The fact is that a brighter future is never ours to
write. As irritating as it may seem, the biggest opportunities tend to just
happen to the country. The only thing lawmakers can do is leave enough freedom
in the business or personal sphere that people, especially the middle class,
are in the frame of mind to exploit those opportunities.
Consider recent waves of breakthrough growth. The
fracking boom surprised even the sagest Texas energy hand. The Internet?
Likewise unpredicted. Before that, there was the unawaited blockbuster of
personal computers, a gift to the working class matched only by one other in
memory–the indoor toilet.
The 2015 White House proposals leave scant play space for
such serendipity. The President, for example, affirmed his veto of the project
that is most likely to expand the energy boom, the Keystone pipeline. The
capital-gains tax is the closest thing we have to a direct tax on enterprise.
The President would increase its top rate to 28%. Just for good measure, the
White House also advocates a dividend tax hike.
To defend itself, the White House notes that Reagan
himself permitted the capital-gains rate to go up to 28%. What the White House
does not mention is that the revenues from that 1986 hike fell short. The same
disappointment is likely to await Obama.
But his plan for what to do with the revenue derived from
all those one-time increases is where the President errs the most. The money is
allocated for a $150 billion infrastructure improvement–part of which, in
theory, might have a beneficial spillover effect. Highway construction, for
example, in the style of Dwight Eisenhower, could indeed improve the stage upon
which commerce occurs. But most infrastructure promises end up splintering into
political miniprojects. And there’s a great arrogance in assuming that such an
outlay would actually be worth the cost.
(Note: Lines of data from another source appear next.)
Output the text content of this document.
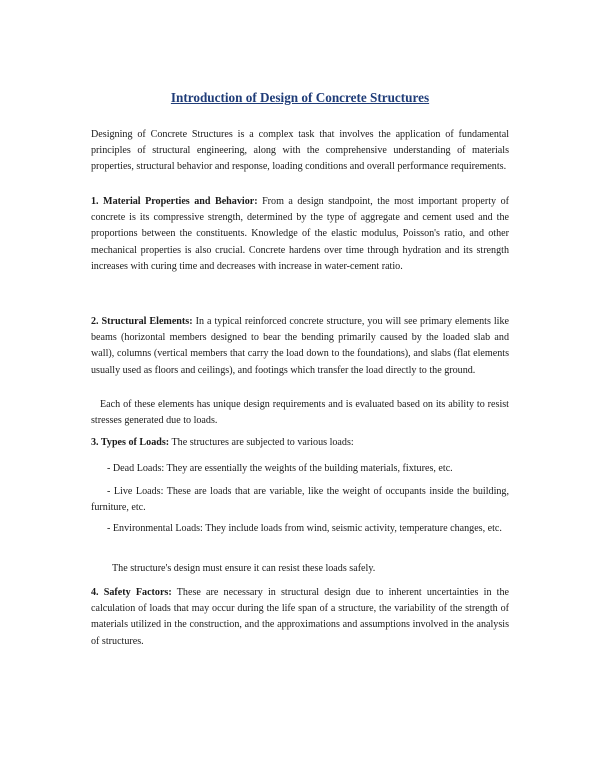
Introduction of Design of Concrete Structures

Designing of Concrete Structures is a complex task that involves the application of fundamental principles of structural engineering, along with the comprehensive understanding of materials properties, structural behavior and response, loading conditions and overall performance requirements.

1. Material Properties and Behavior: From a design standpoint, the most important property of concrete is its compressive strength, determined by the type of aggregate and cement used and the proportions between the constituents. Knowledge of the elastic modulus, Poisson's ratio, and other mechanical properties is also crucial. Concrete hardens over time through hydration and its strength increases with curing time and decreases with increase in water-cement ratio.

2. Structural Elements: In a typical reinforced concrete structure, you will see primary elements like beams (horizontal members designed to bear the bending primarily caused by the loaded slab and wall), columns (vertical members that carry the load down to the foundations), and slabs (flat elements usually used as floors and ceilings), and footings which transfer the load directly to the ground.

Each of these elements has unique design requirements and is evaluated based on its ability to resist stresses generated due to loads.

3. Types of Loads: The structures are subjected to various loads:

- Dead Loads: They are essentially the weights of the building materials, fixtures, etc.

- Live Loads: These are loads that are variable, like the weight of occupants inside the building, furniture, etc.

- Environmental Loads: They include loads from wind, seismic activity, temperature changes, etc.

The structure's design must ensure it can resist these loads safely.

4. Safety Factors: These are necessary in structural design due to inherent uncertainties in the calculation of loads that may occur during the life span of a structure, the variability of the strength of materials utilized in the construction, and the approximations and assumptions involved in the analysis of structures.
The stimulus program with which Obama
debuted in 2009 certainly wasn’t.
Some of the President’s proposals for the middle class
sound nice–for instance, free community college, though it won’t be truly as “free”
as the White House suggests. Still, what happens postcollege is what really
matters. And what defines the middle class is the aspiration to rise to the
upper middle class or (horrors) the ranks of the well-to-do.
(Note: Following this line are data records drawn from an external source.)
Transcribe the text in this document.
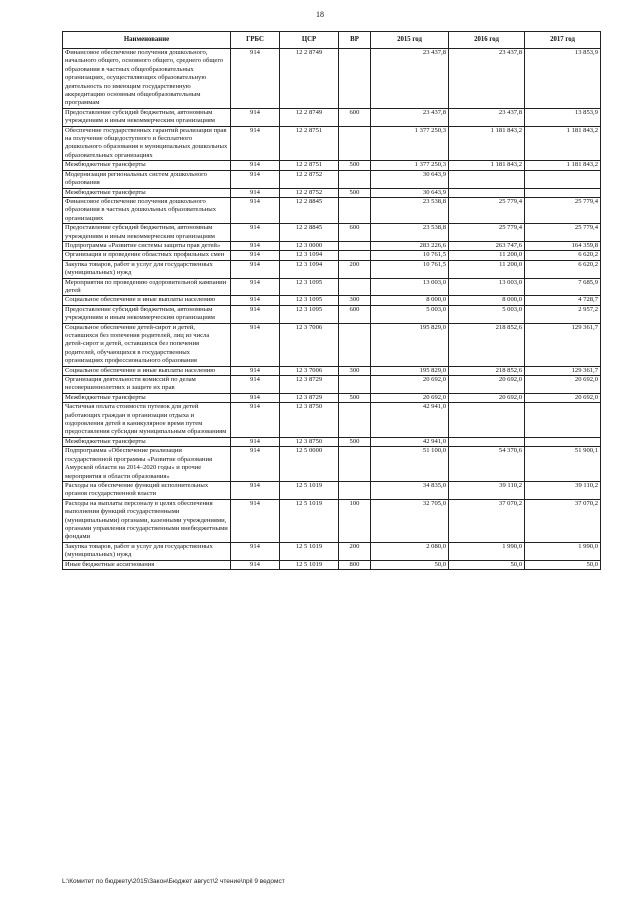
18
Наименование	ГРБС	ЦСР	ВР	2015 год	2016 год	2017 год
Финансовое обеспечение получения дошкольного, начального общего, основного общего, среднего общего образования в частных общеобразовательных организациях, осуществляющих образовательную деятельность по имеющим государственную аккредитацию основным общеобразовательным программам	914	12 2 8749		23 437,8	23 437,8	13 853,9
Предоставление субсидий бюджетным, автономным учреждениям и иным некоммерческим организациям	914	12 2 8749	600	23 437,8	23 437,8	13 853,9
Обеспечение государственных гарантий реализации прав на получение общедоступного и бесплатного дошкольного образования в муниципальных дошкольных образовательных организациях	914	12 2 8751		1 377 250,3	1 181 843,2	1 181 843,2
Межбюджетные трансферты	914	12 2 8751	500	1 377 250,3	1 181 843,2	1 181 843,2
Модернизация региональных систем дошкольного образования	914	12 2 8752		30 643,9		
Межбюджетные трансферты	914	12 2 8752	500	30 643,9		
Финансовое обеспечение получения дошкольного образования в частных дошкольных образовательных организациях	914	12 2 8845		23 538,8	25 779,4	25 779,4
Предоставление субсидий бюджетным, автономным учреждениям и иным некоммерческим организациям	914	12 2 8845	600	23 538,8	25 779,4	25 779,4
Подпрограмма «Развитие системы защиты прав детей»	914	12 3 0000		283 226,6	263 747,6	164 359,8
Организация и проведение областных профильных смен	914	12 3 1094		10 761,5	11 200,0	6 620,2
Закупка товаров, работ и услуг для государственных (муниципальных) нужд	914	12 3 1094	200	10 761,5	11 200,0	6 620,2
Мероприятия по проведению оздоровительной кампании детей	914	12 3 1095		13 003,0	13 003,0	7 685,9
Социальное обеспечение и иные выплаты населению	914	12 3 1095	300	8 000,0	8 000,0	4 728,7
Предоставление субсидий бюджетным, автономным учреждениям и иным некоммерческим организациям	914	12 3 1095	600	5 003,0	5 003,0	2 957,2
Социальное обеспечение детей-сирот и детей, оставшихся без попечения родителей, лиц из числа детей-сирот и детей, оставшихся без попечения родителей, обучающихся в государственных организациях профессионального образования	914	12 3 7006		195 829,0	218 852,6	129 361,7
Социальное обеспечение и иные выплаты населению	914	12 3 7006	300	195 829,0	218 852,6	129 361,7
Организация деятельности комиссий по делам несовершеннолетних и защите их прав	914	12 3 8729		20 692,0	20 692,0	20 692,0
Межбюджетные трансферты	914	12 3 8729	500	20 692,0	20 692,0	20 692,0
Частичная оплата стоимости путевок для детей работающих граждан в организации отдыха и оздоровления детей в каникулярное время путем предоставления субсидии муниципальным образованиям	914	12 3 8750		42 941,0		
Межбюджетные трансферты	914	12 3 8750	500	42 941,0		
Подпрограмма «Обеспечение реализации государственной программы «Развитие образования Амурской области на 2014–2020 годы» и прочие мероприятия в области образования»	914	12 5 0000		51 100,0	54 370,6	51 900,1
Расходы на обеспечение функций исполнительных органов государственной власти	914	12 5 1019		34 835,0	39 110,2	39 110,2
Расходы на выплаты персоналу в целях обеспечения выполнения функций государственными (муниципальными) органами, казенными учреждениями, органами управления государственными внебюджетными фондами	914	12 5 1019	100	32 705,0	37 070,2	37 070,2
Закупка товаров, работ и услуг для государственных (муниципальных) нужд	914	12 5 1019	200	2 080,0	1 990,0	1 990,0
Иные бюджетные ассигнования	914	12 5 1019	800	50,0	50,0	50,0
L:\Комитет по бюджету\2015\Закон\Бюджет август\2 чтение\прil 9 ведомст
The Obama plans hit such aspirants hard. The plans fail
to remove a marriage penalty of tens of thousands of dollars, offering only a
small joke of a credit for lower-earning couples. Even more damaging is the
President’s plan to kill the “step-up in basis” for inherited wealth. Some
nonrich families have a second home somewhere in the woods. Obama’s plan would
force many children to sell such a house to pay the taxes due upon a parent’s
death.
It’s easy to understand why President Obama tries to
design his booms. By training he’s a lawyer, not a businessman. In his
engineering habit he also resembles the engineer Jimmy Carter or the “father of
the Internet,” Vice President Al Gore, who chased innovation rather than
facilitating it. Conflicts abroad reinforce Obama’s authoritarian tendencies.
Segueing from the necessary job of Commander in Chief to redistributor in chief
feels natural.
What might the President do to make that true Morning in
America possible? First: Support Keystone after all.
Second: Push hard to make a currently temporary
research-and-development credit permanent.
Third: Join Congress and cut the capital-gains tax
permanently.
Finally: Permit citizens to partake of any coming boom by
replicating Canada’s tax-free savings accounts. The TFSAs, a more generous
version of the U.S. Roth IRAs, enable citizens to save more and to take their
money out without penalties.
To do all this, the President would have to open an eye
to the curious and unpredictable nature of growth. Six years into his
presidency, he hasn’t. So yes, great opportunity lies ahead. The trouble is,
our leader is preparing to squander it–and by accident.